= Oka (mass) =

Ottoman unit of mass

The oka, okka, or oke (اوقه) was an Ottoman measure of mass, equal to 400 dirhems (Ottoman drams). Its value varied, but it was standardized in the late empire as 1.2829 kilograms. 'Oka' is the most usual spelling today; 'oke' was the usual contemporary English spelling; 'okka' is the modern Turkish spelling, and is usually used in academic work about the Ottoman Empire.

In Albania, oka varied in weight between 1.25 kg (small oka) and 1.408 kg (large oka) depending on the region. It was formally replaced by the metric system in 1922 but continued to be used until a comprehensive implementation of the metric system in 1946.

In Turkey, the traditional unit is now called the eski okka 'old oka' or kara okka 'black okka'; the yeni okka 'new okka' is the kilogram.

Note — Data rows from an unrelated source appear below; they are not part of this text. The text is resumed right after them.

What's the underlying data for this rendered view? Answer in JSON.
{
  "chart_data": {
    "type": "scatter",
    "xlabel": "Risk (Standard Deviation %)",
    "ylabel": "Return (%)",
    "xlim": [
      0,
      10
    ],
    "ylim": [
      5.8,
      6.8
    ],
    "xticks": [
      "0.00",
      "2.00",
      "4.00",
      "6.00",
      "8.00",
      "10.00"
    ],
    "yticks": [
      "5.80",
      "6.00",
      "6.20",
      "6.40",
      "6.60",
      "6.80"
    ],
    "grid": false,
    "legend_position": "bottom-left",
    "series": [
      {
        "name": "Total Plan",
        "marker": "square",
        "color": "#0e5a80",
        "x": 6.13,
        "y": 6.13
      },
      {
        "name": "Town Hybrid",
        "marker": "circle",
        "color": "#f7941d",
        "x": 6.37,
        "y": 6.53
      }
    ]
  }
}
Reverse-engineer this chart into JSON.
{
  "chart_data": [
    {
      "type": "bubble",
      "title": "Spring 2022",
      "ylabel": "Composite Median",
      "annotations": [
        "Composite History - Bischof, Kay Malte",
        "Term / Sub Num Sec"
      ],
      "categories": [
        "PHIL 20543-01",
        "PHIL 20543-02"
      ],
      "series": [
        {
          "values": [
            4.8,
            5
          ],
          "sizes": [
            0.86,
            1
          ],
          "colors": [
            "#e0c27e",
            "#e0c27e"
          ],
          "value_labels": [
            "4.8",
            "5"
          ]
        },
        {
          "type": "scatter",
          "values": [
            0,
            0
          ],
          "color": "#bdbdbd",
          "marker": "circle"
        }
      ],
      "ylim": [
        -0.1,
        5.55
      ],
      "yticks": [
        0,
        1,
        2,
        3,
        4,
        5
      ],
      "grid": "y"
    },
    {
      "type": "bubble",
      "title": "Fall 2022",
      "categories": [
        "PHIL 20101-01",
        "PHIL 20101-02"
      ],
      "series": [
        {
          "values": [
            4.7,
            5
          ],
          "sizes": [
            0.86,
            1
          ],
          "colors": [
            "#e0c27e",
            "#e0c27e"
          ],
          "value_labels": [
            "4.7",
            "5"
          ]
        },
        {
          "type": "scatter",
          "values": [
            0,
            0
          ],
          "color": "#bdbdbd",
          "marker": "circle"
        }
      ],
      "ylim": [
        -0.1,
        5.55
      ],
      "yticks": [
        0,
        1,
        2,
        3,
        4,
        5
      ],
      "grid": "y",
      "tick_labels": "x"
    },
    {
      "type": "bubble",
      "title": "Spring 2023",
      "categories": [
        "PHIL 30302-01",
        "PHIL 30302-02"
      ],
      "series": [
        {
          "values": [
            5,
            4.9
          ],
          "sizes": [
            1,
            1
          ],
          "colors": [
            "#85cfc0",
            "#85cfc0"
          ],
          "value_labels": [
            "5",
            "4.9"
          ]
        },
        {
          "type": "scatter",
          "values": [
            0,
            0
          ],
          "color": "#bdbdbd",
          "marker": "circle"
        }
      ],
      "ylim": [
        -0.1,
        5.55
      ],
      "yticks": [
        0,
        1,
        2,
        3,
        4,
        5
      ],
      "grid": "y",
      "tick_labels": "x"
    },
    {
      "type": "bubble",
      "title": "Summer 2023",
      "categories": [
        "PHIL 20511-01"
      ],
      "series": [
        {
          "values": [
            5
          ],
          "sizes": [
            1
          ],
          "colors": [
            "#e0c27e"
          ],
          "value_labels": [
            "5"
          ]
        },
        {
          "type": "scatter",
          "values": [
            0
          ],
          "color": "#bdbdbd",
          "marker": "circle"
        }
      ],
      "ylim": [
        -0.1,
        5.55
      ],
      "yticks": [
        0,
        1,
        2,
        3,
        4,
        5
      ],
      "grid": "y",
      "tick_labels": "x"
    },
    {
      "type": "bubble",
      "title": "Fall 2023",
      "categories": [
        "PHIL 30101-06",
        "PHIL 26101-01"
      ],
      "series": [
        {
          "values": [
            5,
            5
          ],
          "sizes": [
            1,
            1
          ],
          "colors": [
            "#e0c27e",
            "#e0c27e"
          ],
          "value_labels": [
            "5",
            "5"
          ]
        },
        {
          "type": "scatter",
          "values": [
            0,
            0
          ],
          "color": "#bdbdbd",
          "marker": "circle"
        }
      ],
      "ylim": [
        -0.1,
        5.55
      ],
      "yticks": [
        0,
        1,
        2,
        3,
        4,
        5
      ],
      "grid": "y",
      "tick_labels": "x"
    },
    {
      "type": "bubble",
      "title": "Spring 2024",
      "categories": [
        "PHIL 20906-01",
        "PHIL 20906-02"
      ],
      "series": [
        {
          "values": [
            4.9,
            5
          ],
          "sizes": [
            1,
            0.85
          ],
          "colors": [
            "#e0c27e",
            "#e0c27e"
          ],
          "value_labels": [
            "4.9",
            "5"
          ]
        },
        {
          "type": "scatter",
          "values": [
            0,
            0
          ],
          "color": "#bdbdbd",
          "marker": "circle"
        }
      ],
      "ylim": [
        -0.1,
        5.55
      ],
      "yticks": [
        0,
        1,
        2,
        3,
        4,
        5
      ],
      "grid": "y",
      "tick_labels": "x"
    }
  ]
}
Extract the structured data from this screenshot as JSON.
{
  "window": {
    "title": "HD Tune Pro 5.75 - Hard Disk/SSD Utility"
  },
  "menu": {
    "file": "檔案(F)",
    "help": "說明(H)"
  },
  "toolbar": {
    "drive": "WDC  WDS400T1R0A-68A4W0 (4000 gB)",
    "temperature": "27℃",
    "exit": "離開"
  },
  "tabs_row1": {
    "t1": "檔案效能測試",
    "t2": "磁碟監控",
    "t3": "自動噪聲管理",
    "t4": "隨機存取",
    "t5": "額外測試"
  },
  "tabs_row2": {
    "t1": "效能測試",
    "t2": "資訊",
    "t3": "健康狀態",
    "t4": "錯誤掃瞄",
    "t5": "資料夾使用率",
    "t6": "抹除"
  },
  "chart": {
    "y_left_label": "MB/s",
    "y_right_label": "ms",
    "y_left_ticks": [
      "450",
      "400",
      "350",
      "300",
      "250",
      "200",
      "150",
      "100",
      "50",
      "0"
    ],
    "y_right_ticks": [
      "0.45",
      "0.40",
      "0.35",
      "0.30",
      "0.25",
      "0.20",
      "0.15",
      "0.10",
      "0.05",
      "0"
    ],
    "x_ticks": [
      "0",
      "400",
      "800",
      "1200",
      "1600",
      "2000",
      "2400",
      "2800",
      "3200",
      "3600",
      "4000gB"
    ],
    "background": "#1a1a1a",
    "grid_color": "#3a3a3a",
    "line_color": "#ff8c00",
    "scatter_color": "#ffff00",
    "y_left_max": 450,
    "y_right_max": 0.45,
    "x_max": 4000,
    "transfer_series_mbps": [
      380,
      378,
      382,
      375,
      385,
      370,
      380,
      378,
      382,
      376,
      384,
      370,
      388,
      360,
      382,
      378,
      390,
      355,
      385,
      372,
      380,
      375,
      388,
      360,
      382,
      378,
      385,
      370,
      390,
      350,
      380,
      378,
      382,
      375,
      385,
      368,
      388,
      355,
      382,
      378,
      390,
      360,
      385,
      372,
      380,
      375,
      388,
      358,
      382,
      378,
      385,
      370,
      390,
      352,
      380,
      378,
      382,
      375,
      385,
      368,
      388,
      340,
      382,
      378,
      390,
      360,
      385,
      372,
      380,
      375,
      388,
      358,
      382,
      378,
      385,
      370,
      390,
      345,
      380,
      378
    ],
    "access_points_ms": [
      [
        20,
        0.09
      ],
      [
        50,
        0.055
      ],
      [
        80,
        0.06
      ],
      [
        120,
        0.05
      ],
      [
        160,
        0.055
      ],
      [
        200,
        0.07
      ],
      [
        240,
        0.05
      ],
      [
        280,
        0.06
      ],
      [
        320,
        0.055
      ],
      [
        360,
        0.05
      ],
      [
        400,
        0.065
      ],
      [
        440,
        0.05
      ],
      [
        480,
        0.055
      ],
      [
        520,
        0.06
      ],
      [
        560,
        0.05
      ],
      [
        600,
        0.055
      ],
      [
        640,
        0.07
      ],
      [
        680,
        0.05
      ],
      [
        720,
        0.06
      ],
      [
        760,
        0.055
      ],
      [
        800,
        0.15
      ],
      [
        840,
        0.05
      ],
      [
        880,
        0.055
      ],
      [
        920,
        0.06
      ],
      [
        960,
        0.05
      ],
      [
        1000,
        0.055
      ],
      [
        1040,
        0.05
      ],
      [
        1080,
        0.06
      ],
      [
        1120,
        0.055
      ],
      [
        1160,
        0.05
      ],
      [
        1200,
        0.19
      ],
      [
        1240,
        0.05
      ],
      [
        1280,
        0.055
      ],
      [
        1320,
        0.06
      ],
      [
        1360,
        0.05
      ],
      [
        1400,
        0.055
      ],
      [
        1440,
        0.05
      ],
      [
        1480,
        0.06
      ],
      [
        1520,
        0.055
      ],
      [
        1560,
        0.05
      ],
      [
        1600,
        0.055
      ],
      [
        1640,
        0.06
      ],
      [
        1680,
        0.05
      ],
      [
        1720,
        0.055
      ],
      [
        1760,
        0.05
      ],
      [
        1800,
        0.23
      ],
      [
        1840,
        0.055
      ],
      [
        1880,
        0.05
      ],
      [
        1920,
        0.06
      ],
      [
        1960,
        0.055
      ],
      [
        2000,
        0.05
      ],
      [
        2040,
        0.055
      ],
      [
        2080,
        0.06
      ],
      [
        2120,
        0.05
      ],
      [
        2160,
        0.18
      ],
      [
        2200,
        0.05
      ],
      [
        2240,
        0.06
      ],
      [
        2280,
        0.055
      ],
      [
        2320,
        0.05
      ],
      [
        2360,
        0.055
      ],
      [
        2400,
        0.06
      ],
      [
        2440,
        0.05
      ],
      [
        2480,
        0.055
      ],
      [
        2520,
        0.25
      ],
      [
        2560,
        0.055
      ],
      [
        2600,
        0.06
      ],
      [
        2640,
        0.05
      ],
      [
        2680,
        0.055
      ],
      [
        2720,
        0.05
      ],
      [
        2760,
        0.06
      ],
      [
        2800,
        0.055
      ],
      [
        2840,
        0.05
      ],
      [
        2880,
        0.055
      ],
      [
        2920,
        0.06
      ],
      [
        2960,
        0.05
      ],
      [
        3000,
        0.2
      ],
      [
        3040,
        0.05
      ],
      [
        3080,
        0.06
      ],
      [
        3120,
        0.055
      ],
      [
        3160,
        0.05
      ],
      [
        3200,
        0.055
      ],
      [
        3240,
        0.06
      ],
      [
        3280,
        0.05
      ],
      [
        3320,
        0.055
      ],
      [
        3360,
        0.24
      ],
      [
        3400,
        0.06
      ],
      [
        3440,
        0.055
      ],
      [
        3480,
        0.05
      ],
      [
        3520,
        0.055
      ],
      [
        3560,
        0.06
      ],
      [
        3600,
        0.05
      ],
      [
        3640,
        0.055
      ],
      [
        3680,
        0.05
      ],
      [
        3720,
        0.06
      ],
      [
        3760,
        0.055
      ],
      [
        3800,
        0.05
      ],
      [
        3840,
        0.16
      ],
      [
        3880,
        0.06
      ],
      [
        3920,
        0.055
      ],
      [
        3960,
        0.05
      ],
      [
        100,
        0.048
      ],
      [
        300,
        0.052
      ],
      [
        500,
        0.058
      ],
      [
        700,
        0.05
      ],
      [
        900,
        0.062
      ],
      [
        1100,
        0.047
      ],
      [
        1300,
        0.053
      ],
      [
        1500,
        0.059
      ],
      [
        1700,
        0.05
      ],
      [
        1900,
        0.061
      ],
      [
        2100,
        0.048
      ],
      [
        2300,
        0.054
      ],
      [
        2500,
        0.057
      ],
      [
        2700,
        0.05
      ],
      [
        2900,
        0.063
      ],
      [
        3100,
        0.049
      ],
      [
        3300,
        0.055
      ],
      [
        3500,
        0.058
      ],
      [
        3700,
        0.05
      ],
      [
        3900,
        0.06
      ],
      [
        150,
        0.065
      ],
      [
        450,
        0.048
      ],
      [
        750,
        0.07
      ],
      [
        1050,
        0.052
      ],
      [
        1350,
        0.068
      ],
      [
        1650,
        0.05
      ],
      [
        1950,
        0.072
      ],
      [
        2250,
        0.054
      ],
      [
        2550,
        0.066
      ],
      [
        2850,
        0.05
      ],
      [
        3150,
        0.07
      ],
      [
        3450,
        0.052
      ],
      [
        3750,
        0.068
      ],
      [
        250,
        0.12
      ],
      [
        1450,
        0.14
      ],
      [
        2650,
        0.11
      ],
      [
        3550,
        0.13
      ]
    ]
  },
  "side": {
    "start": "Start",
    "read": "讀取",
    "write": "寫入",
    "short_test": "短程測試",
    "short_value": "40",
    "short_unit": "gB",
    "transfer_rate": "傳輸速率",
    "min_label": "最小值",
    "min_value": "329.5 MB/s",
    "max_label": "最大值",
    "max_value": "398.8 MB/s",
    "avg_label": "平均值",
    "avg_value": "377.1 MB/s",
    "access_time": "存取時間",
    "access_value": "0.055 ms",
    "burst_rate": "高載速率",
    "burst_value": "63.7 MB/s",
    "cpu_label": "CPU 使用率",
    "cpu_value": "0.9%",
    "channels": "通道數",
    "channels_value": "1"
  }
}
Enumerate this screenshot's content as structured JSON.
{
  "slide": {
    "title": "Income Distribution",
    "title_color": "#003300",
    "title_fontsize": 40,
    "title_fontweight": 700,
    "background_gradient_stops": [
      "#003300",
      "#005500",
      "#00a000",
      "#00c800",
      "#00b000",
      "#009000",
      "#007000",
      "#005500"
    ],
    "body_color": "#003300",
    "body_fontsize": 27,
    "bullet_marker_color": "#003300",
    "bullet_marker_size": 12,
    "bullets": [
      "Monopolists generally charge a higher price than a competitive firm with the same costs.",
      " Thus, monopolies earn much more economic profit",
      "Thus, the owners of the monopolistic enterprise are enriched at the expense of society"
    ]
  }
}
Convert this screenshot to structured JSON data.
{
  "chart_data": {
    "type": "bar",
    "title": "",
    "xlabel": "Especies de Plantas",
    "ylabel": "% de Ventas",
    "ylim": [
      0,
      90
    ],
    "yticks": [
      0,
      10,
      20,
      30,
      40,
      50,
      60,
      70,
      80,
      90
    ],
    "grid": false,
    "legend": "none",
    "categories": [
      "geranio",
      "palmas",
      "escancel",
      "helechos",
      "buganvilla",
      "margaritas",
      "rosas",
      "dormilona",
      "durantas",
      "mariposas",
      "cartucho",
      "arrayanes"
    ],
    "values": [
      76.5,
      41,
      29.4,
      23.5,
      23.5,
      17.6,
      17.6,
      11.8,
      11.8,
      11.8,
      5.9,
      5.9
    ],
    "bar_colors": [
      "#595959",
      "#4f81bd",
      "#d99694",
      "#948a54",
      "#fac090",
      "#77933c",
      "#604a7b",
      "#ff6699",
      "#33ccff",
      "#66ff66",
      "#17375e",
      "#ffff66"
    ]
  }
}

In Greece, the oka (οκά, plural οκάδες) was standardized at 1.282 kg and remained in use until traditional units were abolished on March 31, 1953—the metric system had been adopted in 1876, but the older units remained in use.

In Cyprus, the oka was equal to 1.270058636 kg or 4 onjas, each weighing 100 drams, and it remained in use until 1986, when Cyprus adopted the metric system.

In Egypt, the monetary oka weighed 1.23536 kg. In Tripolitania, it weighed 1.2208 kg, equal to 2½ artals.

The oka was also used as a unit of volume. In Wallachia, it was 1.283 liters of liquid and 1.537 L of grain (dry measure). In Greece, an oka of oil was 1.280 kg, which would have translated to about 1.340 litres (at 0.916 kg/l).